Safety monitoring and detection of adverse reactions
As clinical trials cannot fully replicate real-world conditions, factors such as adverse drug reactions (ADRs) can’t be fully assessed before market launch. The detection of these issues is therefore put into the hands of pharmacists and doctors which can result in information being lost or misinterpreted.
By using big data, analytics in healthcare can incorporate datasets from a wider range of sources. These datasets can be integrated and analysed to detect any ADRs or safety issues with a drug. This includes data from social media, search engines, and online public medical forums where patients commonly report their issues. This data can then be analysed and categorised allowing for not only unreported ADRs to be discovered but also for the detection of any early warning signs of the drug’s health and safety issues. This is a more sophisticated way of monitoring the safety of a drug that allows for faster and more accurate detection of adverse reactions. This provides pharmaceutical companies with a competitive edge when it comes to the regulation processes the drug has to go through while it’s on the market.
Data from advanced technology tools like health-measurement apps in smart devices and mini biosensors can also be analysed to better understand the efficacy of the drug and the adherence of patients to their prescription.
Increased internal and external collaboration
The use of big data has led to pharmaceutical companies becoming less secretive and more collaborative both internally and externally. Internally, data is being shared across different departments not just within the R&D department. The sharing and integration of data allows for more in-depth and analytical insights into the drug development process as well as into the make-up of clinical trials and post-market stages.
Collaboration between external partners such as academic researchers and contract research organisations (CROs) is also proving to be highly beneficial when using big data.

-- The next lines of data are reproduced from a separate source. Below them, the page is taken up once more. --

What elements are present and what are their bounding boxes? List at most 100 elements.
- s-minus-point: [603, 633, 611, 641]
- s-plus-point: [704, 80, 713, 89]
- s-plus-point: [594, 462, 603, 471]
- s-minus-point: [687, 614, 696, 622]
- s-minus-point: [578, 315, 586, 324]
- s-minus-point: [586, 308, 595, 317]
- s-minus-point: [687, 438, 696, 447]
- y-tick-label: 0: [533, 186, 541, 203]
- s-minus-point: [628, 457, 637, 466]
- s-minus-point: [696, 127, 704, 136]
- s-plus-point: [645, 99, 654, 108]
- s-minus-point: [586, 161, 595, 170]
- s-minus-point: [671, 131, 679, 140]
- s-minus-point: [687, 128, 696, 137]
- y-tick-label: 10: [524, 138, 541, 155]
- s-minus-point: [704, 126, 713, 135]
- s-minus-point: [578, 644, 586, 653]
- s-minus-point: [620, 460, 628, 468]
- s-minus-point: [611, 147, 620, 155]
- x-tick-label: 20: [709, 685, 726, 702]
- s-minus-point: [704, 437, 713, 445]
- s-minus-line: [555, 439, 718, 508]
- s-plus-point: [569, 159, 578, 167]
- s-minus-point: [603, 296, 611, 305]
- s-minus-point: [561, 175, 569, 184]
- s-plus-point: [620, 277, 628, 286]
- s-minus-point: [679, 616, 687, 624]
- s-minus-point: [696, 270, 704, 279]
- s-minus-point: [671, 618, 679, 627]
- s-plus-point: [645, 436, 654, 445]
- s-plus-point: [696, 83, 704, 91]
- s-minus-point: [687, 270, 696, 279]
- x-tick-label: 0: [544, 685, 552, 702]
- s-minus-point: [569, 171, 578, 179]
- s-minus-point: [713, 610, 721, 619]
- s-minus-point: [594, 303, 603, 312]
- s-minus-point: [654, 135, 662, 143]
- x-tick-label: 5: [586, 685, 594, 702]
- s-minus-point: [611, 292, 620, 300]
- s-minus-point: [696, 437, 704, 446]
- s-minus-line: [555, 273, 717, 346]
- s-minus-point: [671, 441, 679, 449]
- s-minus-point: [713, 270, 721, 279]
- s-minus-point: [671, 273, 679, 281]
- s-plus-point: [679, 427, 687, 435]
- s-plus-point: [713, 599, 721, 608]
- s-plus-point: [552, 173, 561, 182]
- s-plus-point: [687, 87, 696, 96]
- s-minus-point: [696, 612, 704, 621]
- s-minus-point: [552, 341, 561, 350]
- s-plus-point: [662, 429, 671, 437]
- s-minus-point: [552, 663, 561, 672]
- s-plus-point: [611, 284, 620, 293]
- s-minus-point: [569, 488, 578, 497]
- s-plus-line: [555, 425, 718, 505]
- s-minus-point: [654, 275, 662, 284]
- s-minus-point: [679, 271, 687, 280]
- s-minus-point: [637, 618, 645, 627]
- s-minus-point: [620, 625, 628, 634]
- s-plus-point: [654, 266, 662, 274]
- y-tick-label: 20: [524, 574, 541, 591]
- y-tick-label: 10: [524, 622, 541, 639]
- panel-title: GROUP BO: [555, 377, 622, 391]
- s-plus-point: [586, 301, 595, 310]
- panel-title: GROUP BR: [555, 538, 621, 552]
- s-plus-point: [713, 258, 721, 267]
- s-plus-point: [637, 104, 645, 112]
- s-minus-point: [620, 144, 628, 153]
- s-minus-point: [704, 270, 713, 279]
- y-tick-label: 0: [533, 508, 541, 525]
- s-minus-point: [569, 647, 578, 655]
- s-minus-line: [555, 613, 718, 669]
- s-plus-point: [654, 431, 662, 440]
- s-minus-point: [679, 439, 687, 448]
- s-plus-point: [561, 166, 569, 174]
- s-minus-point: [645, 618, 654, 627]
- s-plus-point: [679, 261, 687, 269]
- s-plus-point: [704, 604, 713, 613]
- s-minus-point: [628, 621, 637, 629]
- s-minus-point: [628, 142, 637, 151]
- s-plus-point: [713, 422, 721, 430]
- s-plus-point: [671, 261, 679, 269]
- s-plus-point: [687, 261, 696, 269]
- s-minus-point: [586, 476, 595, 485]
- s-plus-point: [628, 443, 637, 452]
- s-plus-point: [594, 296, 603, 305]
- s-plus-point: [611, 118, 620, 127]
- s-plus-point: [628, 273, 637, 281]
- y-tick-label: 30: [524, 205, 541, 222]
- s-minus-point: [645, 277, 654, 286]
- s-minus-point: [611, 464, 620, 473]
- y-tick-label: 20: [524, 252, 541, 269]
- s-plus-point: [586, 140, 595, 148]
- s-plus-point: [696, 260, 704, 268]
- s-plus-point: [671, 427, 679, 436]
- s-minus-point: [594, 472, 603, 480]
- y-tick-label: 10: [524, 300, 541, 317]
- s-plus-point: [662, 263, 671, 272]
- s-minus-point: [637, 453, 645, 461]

CROs provide more expertise in the process of pharmaceutical R&D and aid in improving the management of clinical trials. Academic researchers also help to provide deeper insights into the most recent scientific discoveries and aid in the innovation of the drug development process.
The future of big data in pharmaceuticals
Due to the increasing use of big data and analytics, the stagnating productivity levels of pharmaceutical R&D is soon to be a thing of the past. The integration of a wide range of data and the use of advanced analytical techniques allows advancements in the R&D process. This is being seen specifically through the ability to effectively predict potential drugs candidates and perform more streamlined and efficient clinical trials.
However, the benefits big data has to offer in pharmaceuticals is not only within the R&D stages. Big data and analytics are also proving to be transforming other areas of the pharmaceutical industry too such as marketing and sales, as well as customer support and regulatory compliance.
The investment in big data within the pharmaceuticals is increasing and with technology becoming more and more advanced, big data is only going to continue to transform the pharmaceutical industry.